Volume 12 Number 667 - Mardi, 17 mai 2016


Faits Marquants de la conférence de Bonn

Lundi, 16 mai 2016 | Bonn, Allemagne


Langues: EN (HTML/PDF) FR (HTML/PDF) JA (HTML/PDF)
Visitez notre couverture ENB/IISD depuis la réunion de Bonn, Allemagne:
http://enb.iisd.org/climate/sb44/

La Conférence de Bonn sur les changements climatiques s'est ouverte lundi. Dans la matinée, après les déclarations liminaires, s’est tenue la séance plénière d’ouverture du SBSTA. Dans l'après-midi, la plénière d’ouverture du SBI s'est réunie, suivie par la reprise du SBSTA. Un atelier en session sur l'exploration du financement et l'utilisation du mécanisme de développement propre (MDP), un groupe de contact du SBSTA, et des consultations informelles du SBSTA et du SBI, se sont tenus dans l'après-midi.

DÉCLARATIONS LIMINAIRES

La Présidente de la CdP21/CMP 11, Ségolène Royal, France, a ouvert la session. Recevant une ovation debout en reconnaissance de ses services, la Secrétaire exécutive de la CCNUCC, Christiana Figueres, a annoncé que «ce jour marque une nouvelle ère pour nous tous»

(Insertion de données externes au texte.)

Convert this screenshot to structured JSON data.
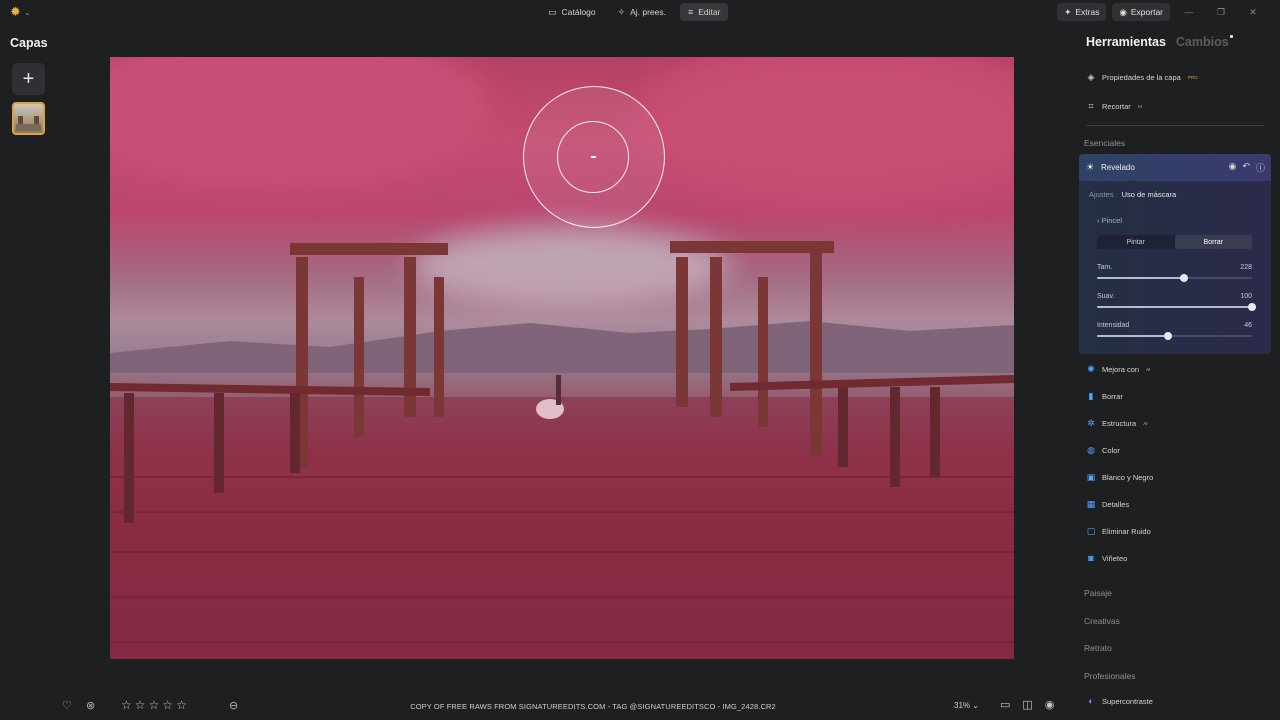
{
  "topbar": {
    "mode_tabs": [
      {
        "label": "Catálogo",
        "icon": "folder-icon"
      },
      {
        "label": "Aj. prees.",
        "icon": "magic-wand-icon"
      },
      {
        "label": "Editar",
        "icon": "sliders-icon"
      }
    ],
    "extras_label": "Extras",
    "export_label": "Exportar"
  },
  "layers": {
    "title": "Capas"
  },
  "bottombar": {
    "caption": "COPY OF FREE RAWS FROM SIGNATUREEDITS.COM - TAG @SIGNATUREEDITSCO - IMG_2428.CR2",
    "zoom": "31% ⌄",
    "rating": 0,
    "stars_total": 5
  },
  "right_panel": {
    "tabs": {
      "tools": "Herramientas",
      "changes": "Cambios"
    },
    "top_tools": [
      {
        "label": "Propiedades de la capa",
        "badge": "PRO",
        "icon": "layers-icon"
      },
      {
        "label": "Recortar",
        "badge": "AI",
        "icon": "crop-icon"
      }
    ],
    "sections": {
      "essentials": "Esenciales",
      "landscape": "Paisaje",
      "creative": "Creativas",
      "portrait": "Retrato",
      "professional": "Profesionales"
    },
    "revelado": {
      "title": "Revelado",
      "subtabs": [
        "Ajustes",
        "Uso de máscara"
      ],
      "brush_label": "Pincel",
      "segment": [
        "Pintar",
        "Borrar"
      ],
      "sliders": [
        {
          "label": "Tam.",
          "value": "228",
          "fraction": 0.56
        },
        {
          "label": "Suav.",
          "value": "100",
          "fraction": 1.0
        },
        {
          "label": "Intensidad",
          "value": "46",
          "fraction": 0.46
        }
      ]
    },
    "essential_tools": [
      {
        "label": "Mejora con",
        "badge": "AI",
        "icon": "sparkle-icon"
      },
      {
        "label": "Borrar",
        "badge": "",
        "icon": "eraser-icon"
      },
      {
        "label": "Estructura",
        "badge": "AI",
        "icon": "structure-icon"
      },
      {
        "label": "Color",
        "badge": "",
        "icon": "color-icon"
      },
      {
        "label": "Blanco y Negro",
        "badge": "",
        "icon": "bw-icon"
      },
      {
        "label": "Detalles",
        "badge": "",
        "icon": "details-icon"
      },
      {
        "label": "Eliminar Ruido",
        "badge": "",
        "icon": "denoise-icon"
      },
      {
        "label": "Viñeteo",
        "badge": "",
        "icon": "vignette-icon"
      }
    ],
    "pro_tools": [
      {
        "label": "Supercontraste",
        "badge": "",
        "icon": "contrast-icon"
      }
    ]
  },
  "colors": {
    "accent": "#d9a441",
    "panel_bg": "#1e1f21",
    "tool_icon_blue": "#54a7ff",
    "mask_red": "#c8284a"
  }
}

Le Président désigné de la CdP 22/CMP 12, Salaheddine Mezouar, Maroc, a déclaré que la CdP 22 sera celle de l'action, et a souligné que l'accent sera mis sur le financement climatique, l'agriculture et la résilience.

Ségolène Royal la Présidente de la CdP 21, a invité les négociateurs à agir en tant que «constructeurs», en appuyant leurs travaux sur la fondation posée à Paris.

Au cours des déclarations liminaires, plusieurs groupes ont souligné l'importance d’appuyer les travaux sur l'Accord de Paris, en adoptant des mesures pour la période antérieur à 2020 et en fournissant des moyens de mise en œuvre (MMŒ).

La Thaïlande, au nom du G-77/CHINE, a souligné que l’on ne peut pas reporter à l’après-2020 les mesures sur l'adaptation et les pertes et préjudices. 

L'UE a souligné l'importance de la mise en œuvre nationale des CPDN. L’Australie, au nom du GROUPE DE COORDINATION, a appelé la CdP 22 une «CdP de mise en œuvre et de l'action».

La Suisse, au nom du GROUPE D'INTÉGRITÉ ENVIRONNEMENTALE (EIG), a souligné la nécessité de maintenir la substance et l'équilibre du résultat de Paris. La Colombie, au nom de l'ALLIANCE INDÉPENDANTE D'AMÉRIQUE LATINE ET DES CARAÏBES (AILAC), a appelé à un ensemble cohérent et équilibré de recommandations pour l'AMC.

La République démocratique du Congo, au nom des PMA, a noté que les pays vulnérables «ouvrent la voie pour la mise en œuvre de  l'Accord de Paris ».

Le Panama, au nom de la COALITION DES PAYS À FORÊTS OMBROPHILES  (CFRN), a appelé à des règles claires sur les mécanismes de transparence et de marché.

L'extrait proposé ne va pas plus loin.